The house clearly was a large building, which offered many opportunities for play. She well remembered running up the fire escapes outside of the house 'like a monkey'. She was the pet of the matron in the school and the women staff. They used to make her dolls and she was always included in the parties they had at the school. Before these events they used to go in and look at the table where all the presents were but, despite trying to remember which was the one she wanted, she invariably got the wrong thing.


When she was twelve years old, she - along with the rest of the family - moved to Bromborough Pool on the Wirral. It was an event she remembered especially well, since she had to take care of the cat - Fluffy! The cat immediately jumped out of the upstairs window, since at Grafton Street the equivalent window led onto a fire escape which was the cat’s domain. Fortunately, despite the cat's shock at the resulting fall, it survived.


The main reason they moved to the Wirral was that the government was disbanding the home office schools. Equally, though, her sister who was seven and a half years older got entangled with one of the boys who had left but who (as a coach driver) regularly came down from Ripon  to meet her. My mother thought he was very nice, and covered for her sister's secret trysts by going round the shops when Ethel was supposed to be looking after her. But, when the family found out, there was a terrible row, since her parents wanted to break up this relationship.


On the other hand, although the boys in the reformatory were classed as problem children, it was mostly their parent's fault. That's how Charlie came to go to the Wirral with them, because he was a normal boy who – effectively abandoned by his prostitute mother - had been brought up by my grandfather and grandmother. They just couldn't leave him behind. He eventually got a job a Price's and had a good future ahead of him. That's why my grandfather took a tough line with him when he chose - at the age of eighteen - to leave all of this and go to find his mother, who was still a prostitute, in London. My grandfather was upset because Charlie was leaving a good job behind, and - as the boys and girls accepted him as one of them - he could have stayed with them. He came back not long after, and became a commissionaire at a cinema in Liverpool, he'd had enough of his mother, but - having made his choice - he was not accepted back into the family. The moral values of middle class families then were quite strictly bounded.

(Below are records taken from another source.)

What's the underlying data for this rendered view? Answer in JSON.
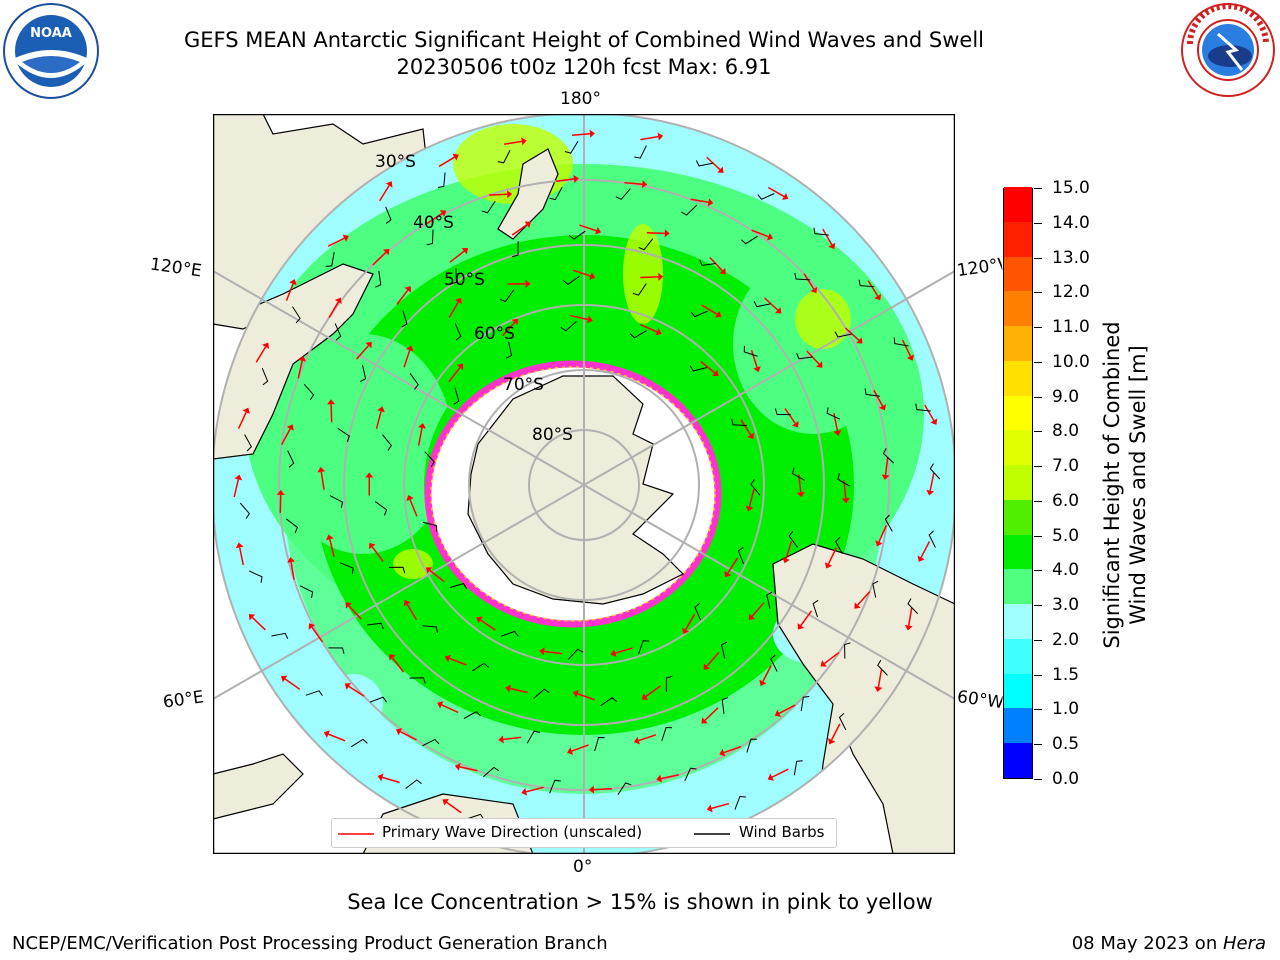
{
  "header": {
    "title_line1": "GEFS MEAN Antarctic Significant Height of Combined Wind Waves and Swell",
    "title_line2": "20230506 t00z 120h fcst   Max: 6.91"
  },
  "logos": {
    "left": "NOAA",
    "right_text": "NATIONAL WEATHER SERVICE"
  },
  "map": {
    "projection": "south-polar-stereographic",
    "lon_labels": {
      "top": "180°",
      "bottom": "0°",
      "left_upper": "120°E",
      "left_lower": "60°E",
      "right_upper": "120°W",
      "right_lower": "60°W"
    },
    "lat_labels": [
      "30°S",
      "40°S",
      "50°S",
      "60°S",
      "70°S",
      "80°S"
    ],
    "colors": {
      "ocean_low": "#9ffcff",
      "ocean_mid": "#4dff80",
      "ocean_high": "#00ee00",
      "land": "#eeecdb",
      "ice": "#ff33cc",
      "grid": "#b0b0b0"
    }
  },
  "colorbar": {
    "label": "Significant Height of Combined Wind Waves and Swell [m]",
    "label_line1": "Significant Height of Combined",
    "label_line2": "Wind Waves and Swell [m]",
    "ticks": [
      "0.0",
      "0.5",
      "1.0",
      "1.5",
      "2.0",
      "3.0",
      "4.0",
      "5.0",
      "6.0",
      "7.0",
      "8.0",
      "9.0",
      "10.0",
      "11.0",
      "12.0",
      "13.0",
      "14.0",
      "15.0"
    ],
    "colors": [
      "#0000ff",
      "#0080ff",
      "#00ffff",
      "#40ffff",
      "#a0ffff",
      "#50ff80",
      "#00ee00",
      "#50ee00",
      "#c0ff00",
      "#e0ff00",
      "#ffff00",
      "#ffe000",
      "#ffb000",
      "#ff8000",
      "#ff5500",
      "#ff2000",
      "#ff0000"
    ]
  },
  "legend": {
    "primary_wave": "Primary Wave Direction (unscaled)",
    "wind_barbs": "Wind Barbs",
    "primary_color": "#ff0000",
    "barb_color": "#000000"
  },
  "subtitle": "Sea Ice Concentration > 15% is shown in pink to yellow",
  "footer": {
    "left": "NCEP/EMC/Verification Post Processing Product Generation Branch",
    "right_date": "08 May 2023 on ",
    "right_host": "Hera"
  }
}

When my mother arrived on the Pool, my father - who was seven and a half years older than her - was already one of the eligible bachelors; who, she pointed out later, would not then have even looked at her! Later on they all used to have wonderful times, after all it was the nineteen twenties (and then thirties) when life was lived to the full! For New Year they always had a big dance at Hulme Hall in Port Sunlight, but the same crowd moved around various dances throughout the year. The band, run by my uncle Bill, played for these dances. According to my mother he was a very talented musician, who could play any instrument - though, as was often the case with band leaders in those days, he mainly played the saxophone. My aunt, my father's sister – Phyllis - later Bill's wife, used have lots of partners; she was lively and everybody thought the world of her. Eventually they became a foursome and went around together, even on holiday. 


They often returned home in the early hours and the cockerel on Manor Farm on Pool Lane (the road to the village) crowed so loudly, as they passed, that it eventually paid with its life. The farmer was so annoyed at being woken up so early by it!

Manor farm was a very old building, dating back to the middle ages, with a duck pond between it and the road. Local legend had it that a secret passage ran from it to either Birkenhead or Chester (12 miles away!). It was a historical landmark - though this did not stop it being demolished in the 1980s, to make way for an extension to the factory! Unilever always held great sway with the local planners. Some say Unilever was even able to influence the Germans who, during the war, managed to keep their bombs away from its factories in the area and even its dock nearby - in much the same way as the allied planes managed to avoid bombing its facilities in Germany!